CAPE MAY, N.J. — The wide, roofed colonnade that surrounds Congress Hall, this resort city’s grande-dame hotel, protects the rooms on three floors of the four-story hotel from the hot summer sun. It offers a shady place to sit in a rocking chair and read and sip something cool while time moves slower in the gentle ocean breeze.
“I’ve been coming here 57 years,” said a lady rocking nearby. “Except when it was closed, of course. I still came to Cape May then, but I went someplace else, but, I tell you, these bed-and-breakfast places don’t feel like you’re on vacation. I don’t like their coffee or doughnuts.
“I started coming here with my grandparents, then my parents, and now sometimes my grandchildren come to see me here. You don’t know how glad I am that Congress Hall is back.”
Unsolicited testimonials are easy to come by at Congress Hall, one of the nation’s first resort hotels at what is claimed to be the nation’s oldest seaside resort. Those guests who have come here over the years would not think of going anywhere else.
The colonnade, with its roof 32 feet overhead, is a distinguishing mark of Congress Hall, which, like many other Cape May hotels, is L-shaped. Bar service, in addition to the rocking chairs, is available under the colonnade. The top floor, above the colonnade roof, has dormer windows.
Congress Hall was opened by Thomas H. Hughes in 1816 as the Big House, so named by Hughes. Far different from today’s accommodations and amenities, it basically was a boardinghouse built of wood, with one large room downstairs and partitioned quarters for guests on the upper floors. Local residents hooted about Hughes’ barnlike Big, or Large, House and named it “Tommy’s Folly.”
The name was changed to Congress Hall after Hughes was elected as a Republican congressman in 1828. About 20 years later, Congress Hall was enlarged to twice its size, and it and Cape May found their place in the sun, becoming premier summer destinations.
Although a fire destroyed the hotel and much of Cape May in 1878, Congress Hall was rebuilt — in brick this time — and reopened within a year.
To get away from the humid Washington summer, President Benjamin Harrison conducted the nation’s affairs from Congress Hall, which gave the hotel its name as the summer White House. Presidents Ulysses S. Grant, Franklin Pierce and James Buchanan also escaped Washington’s heat to vacation there.
Composer and band master John Philip Sousa also liked Congress Hall and conducted concerts on the hotel lawn. He composed the “Congress Hall March” for the hotel in 1882 — and today’s owners would love to have a copy of the march.

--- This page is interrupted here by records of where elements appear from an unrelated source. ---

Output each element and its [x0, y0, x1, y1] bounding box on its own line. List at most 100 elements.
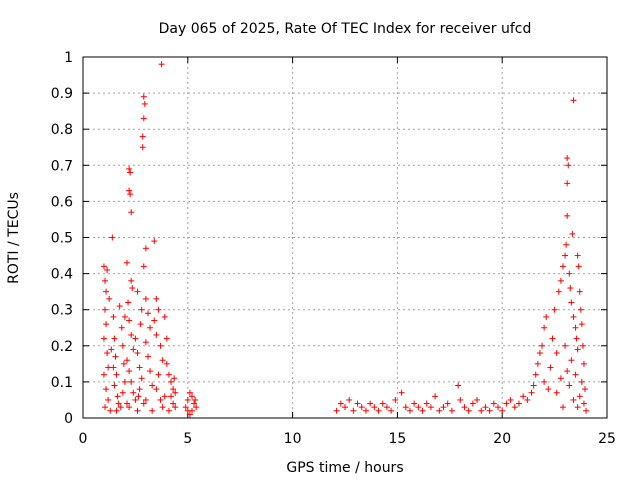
data-point — [151, 238, 158, 245]
data-point — [388, 407, 395, 414]
y-tick-label: 0.2 — [51, 339, 73, 355]
data-point — [158, 61, 165, 68]
data-point — [159, 404, 166, 411]
data-point — [465, 407, 472, 414]
grid — [83, 57, 607, 418]
data-point — [129, 285, 136, 292]
data-point — [580, 400, 587, 407]
data-point — [427, 404, 434, 411]
data-point — [138, 375, 145, 382]
data-point — [155, 371, 162, 378]
data-point — [103, 386, 110, 393]
y-tick-label: 0.4 — [51, 267, 73, 283]
data-point — [559, 263, 566, 270]
data-point — [474, 396, 481, 403]
data-point — [573, 335, 580, 342]
data-point — [102, 404, 109, 411]
data-point — [578, 321, 585, 328]
data-point — [125, 299, 132, 306]
data-point — [545, 386, 552, 393]
data-point — [440, 404, 447, 411]
data-point — [379, 400, 386, 407]
y-tick-label: 0.5 — [51, 231, 73, 247]
data-point — [354, 400, 361, 407]
data-point — [163, 335, 170, 342]
data-point — [495, 404, 502, 411]
data-point — [161, 313, 168, 320]
data-point — [124, 259, 131, 266]
data-point — [134, 288, 141, 295]
data-point — [135, 393, 142, 400]
data-point — [144, 353, 151, 360]
data-point — [114, 393, 121, 400]
data-point — [383, 404, 390, 411]
data-point — [511, 404, 518, 411]
data-point — [534, 360, 541, 367]
data-point — [100, 371, 107, 378]
data-point — [455, 382, 462, 389]
data-point — [136, 364, 143, 371]
data-point — [350, 407, 357, 414]
data-point — [574, 404, 581, 411]
data-point — [490, 400, 497, 407]
y-tick-label: 0.9 — [51, 86, 73, 102]
data-point — [570, 313, 577, 320]
data-point — [105, 364, 112, 371]
data-point — [144, 310, 151, 317]
data-point — [503, 400, 510, 407]
data-point — [346, 396, 353, 403]
y-tick-label: 1 — [64, 50, 73, 66]
data-point — [536, 350, 543, 357]
data-point — [559, 404, 566, 411]
data-point — [581, 386, 588, 393]
x-tick-label: 20 — [493, 431, 511, 447]
data-point — [128, 331, 135, 338]
y-tick-label: 0.3 — [51, 303, 73, 319]
data-point — [579, 342, 586, 349]
data-point — [121, 313, 128, 320]
plot-frame — [82, 56, 608, 419]
data-point — [553, 350, 560, 357]
data-point — [520, 393, 527, 400]
data-point — [165, 407, 172, 414]
data-point — [130, 389, 137, 396]
data-point — [140, 93, 147, 100]
data-point — [576, 288, 583, 295]
data-point — [165, 371, 172, 378]
data-point — [138, 306, 145, 313]
data-point — [124, 400, 131, 407]
data-point — [109, 234, 116, 241]
data-point — [104, 350, 111, 357]
data-point — [436, 407, 443, 414]
data-point — [104, 266, 111, 273]
data-point — [126, 187, 133, 194]
x-tick-label: 0 — [79, 431, 88, 447]
data-point — [406, 407, 413, 414]
data-point — [398, 389, 405, 396]
data-point — [142, 295, 149, 302]
data-point — [132, 396, 139, 403]
data-point — [362, 407, 369, 414]
data-point — [100, 263, 107, 270]
data-point — [168, 378, 175, 385]
y-tick-label: 0.7 — [51, 158, 73, 174]
data-point — [151, 317, 158, 324]
data-point — [113, 371, 120, 378]
data-point — [577, 306, 584, 313]
data-point — [170, 386, 177, 393]
data-point — [564, 180, 571, 187]
data-point — [564, 155, 571, 162]
x-axis-ticks: 0 5 10 15 20 25 — [79, 57, 616, 447]
data-point — [565, 162, 572, 169]
y-tick-label: 0.6 — [51, 194, 73, 210]
data-point — [566, 382, 573, 389]
data-point — [411, 400, 418, 407]
data-point — [575, 263, 582, 270]
data-point — [568, 357, 575, 364]
data-point — [140, 400, 147, 407]
data-point — [103, 321, 110, 328]
data-point — [100, 335, 107, 342]
data-point — [576, 393, 583, 400]
data-point — [566, 270, 573, 277]
data-point — [415, 404, 422, 411]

Hard times came in the first years of the 20th century, but by the early 1920s, Congress Hall had been renovated and reopened. After the repeal of Prohibition, Cape May’s first cocktail bar opened on the site of today’s Brown Room in Congress Hall.
Congress Hall entered another phase from 1968 to 1995, when the late Rev. Carl McIntire, a radio evangelist who led counterprotests to marches against the Vietnam War, used the hotel as part of his Cape May Bible Conference. For much of its existence, Cape May was popular as a summer religious retreat house for several denominations.

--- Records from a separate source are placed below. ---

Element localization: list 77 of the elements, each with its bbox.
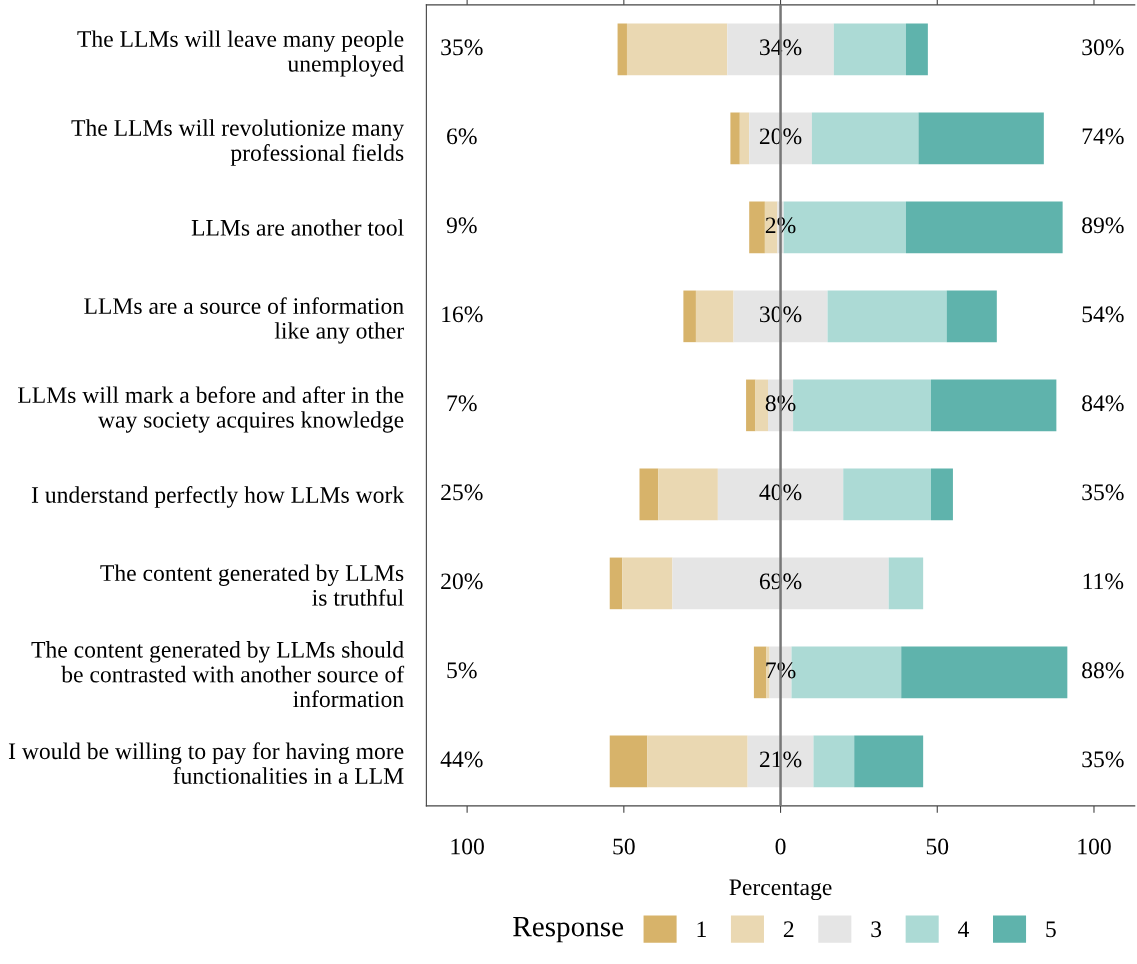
bar bbox=[639, 468, 659, 521]
bar bbox=[753, 646, 767, 699]
y-tick-label: The LLMs will leave many people unemployed bbox=[77, 30, 404, 77]
bar bbox=[683, 290, 696, 343]
annotation: 9% bbox=[446, 217, 477, 234]
y-tick-label: The content generated by LLMs is truthful bbox=[100, 564, 404, 606]
y-tick-label: LLMs will mark a before and after in the way society acquires knowledge bbox=[18, 386, 404, 433]
bar bbox=[695, 290, 734, 343]
bar bbox=[905, 201, 1063, 254]
bar bbox=[918, 112, 1044, 165]
bar bbox=[658, 468, 718, 521]
bar bbox=[730, 112, 740, 165]
annotation: 44% bbox=[440, 751, 483, 768]
annotation: 54% bbox=[1082, 306, 1124, 323]
x-tick-label: 100 bbox=[1078, 838, 1111, 855]
data-label: 2% bbox=[765, 217, 796, 234]
bar bbox=[739, 112, 750, 165]
bar bbox=[626, 23, 728, 76]
bar bbox=[717, 468, 844, 521]
bar bbox=[733, 290, 828, 343]
x-tick-label: 100 bbox=[451, 838, 484, 855]
bar bbox=[901, 646, 1068, 699]
bar bbox=[833, 23, 906, 76]
bar bbox=[749, 201, 765, 254]
bar bbox=[609, 735, 648, 788]
data-label: 34% bbox=[760, 39, 802, 56]
data-label: 21% bbox=[759, 751, 802, 768]
x-axis-title: Percentage bbox=[729, 879, 832, 901]
data-label: 7% bbox=[766, 662, 796, 679]
legend-label: 5 bbox=[1046, 921, 1056, 938]
bar bbox=[843, 468, 931, 521]
y-tick-label: I understand perfectly how LLMs work bbox=[31, 486, 405, 508]
bar bbox=[647, 735, 748, 788]
x-tick-label: 50 bbox=[613, 838, 635, 855]
legend-label: 2 bbox=[783, 921, 794, 937]
bar bbox=[746, 379, 756, 432]
legend-label: 1 bbox=[697, 921, 706, 937]
annotation: 35% bbox=[1082, 751, 1124, 768]
bar bbox=[617, 23, 627, 76]
y-tick-label: The content generated by LLMs should be contrasted with another source of information bbox=[31, 641, 405, 708]
bar bbox=[811, 112, 919, 165]
annotation: 16% bbox=[442, 306, 483, 323]
bar bbox=[827, 290, 947, 343]
bar bbox=[905, 23, 928, 76]
bar bbox=[727, 23, 834, 76]
annotation: 6% bbox=[447, 128, 477, 145]
bar bbox=[609, 557, 623, 610]
bar bbox=[931, 468, 953, 521]
y-tick-label: The LLMs will revolutionize many professional fields bbox=[71, 119, 405, 166]
y-tick-label: LLMs are another tool bbox=[191, 219, 404, 236]
y-tick-label: I would be willing to pay for having more functionalities in a LLM bbox=[8, 742, 404, 784]
legend-label: 3 bbox=[871, 921, 882, 938]
annotation: 35% bbox=[1082, 484, 1124, 501]
bar bbox=[946, 290, 997, 343]
annotation: 25% bbox=[441, 484, 483, 501]
annotation: 5% bbox=[447, 662, 477, 679]
bar bbox=[854, 735, 924, 788]
annotation: 74% bbox=[1082, 128, 1124, 145]
x-tick-label: 0 bbox=[775, 838, 786, 855]
annotation: 89% bbox=[1082, 217, 1124, 234]
annotation: 35% bbox=[441, 39, 483, 56]
x-tick-label: 50 bbox=[926, 838, 949, 855]
data-label: 8% bbox=[765, 395, 796, 412]
annotation: 88% bbox=[1082, 662, 1124, 679]
annotation: 20% bbox=[441, 573, 483, 590]
y-tick-label: LLMs are a source of information like any other bbox=[84, 297, 404, 344]
bar bbox=[931, 379, 1057, 432]
annotation: 84% bbox=[1082, 395, 1124, 412]
bar bbox=[888, 557, 924, 610]
annotation: 30% bbox=[1082, 39, 1124, 56]
bar bbox=[622, 557, 673, 610]
annotation: 11% bbox=[1083, 573, 1124, 590]
bar bbox=[672, 557, 889, 610]
annotation: 7% bbox=[447, 395, 477, 412]
legend-title: Response bbox=[513, 917, 624, 943]
bar bbox=[813, 735, 855, 788]
legend-label: 4 bbox=[958, 921, 970, 937]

Mr. McIntire is credited with keeping Congress Hall intact while similar resorts at Cape May were being demolished to make way for motels. He also is praised for buying threatened old houses and moving them to new locations for preservation.

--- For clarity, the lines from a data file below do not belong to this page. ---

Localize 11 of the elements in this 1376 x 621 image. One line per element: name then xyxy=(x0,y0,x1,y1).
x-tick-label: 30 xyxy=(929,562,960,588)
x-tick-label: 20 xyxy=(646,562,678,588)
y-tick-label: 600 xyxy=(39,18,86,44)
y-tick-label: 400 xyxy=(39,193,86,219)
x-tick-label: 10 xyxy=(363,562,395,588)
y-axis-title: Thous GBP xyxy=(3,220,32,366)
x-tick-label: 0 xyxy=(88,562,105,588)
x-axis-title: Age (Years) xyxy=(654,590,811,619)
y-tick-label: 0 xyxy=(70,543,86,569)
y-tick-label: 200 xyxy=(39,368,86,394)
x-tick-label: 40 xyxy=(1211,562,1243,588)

Since 1965, Congress Hall has been under the same ownership, Cape May Resorts, which includes Curtis Bashaw, a grandson of Mr. McIntire’s.
The new owners brought Congress Hall up to date while retaining the hotel’s charm of an old-fashioned beach resort. Seventy tons of new steel were inserted into the old building — along with 47 miles of new wiring and 11 miles of plumbing. Coat all of this with about 240,000 gallons of paint and, presto, the revived Congress Hall. The renovation also added a spa and a fitness room.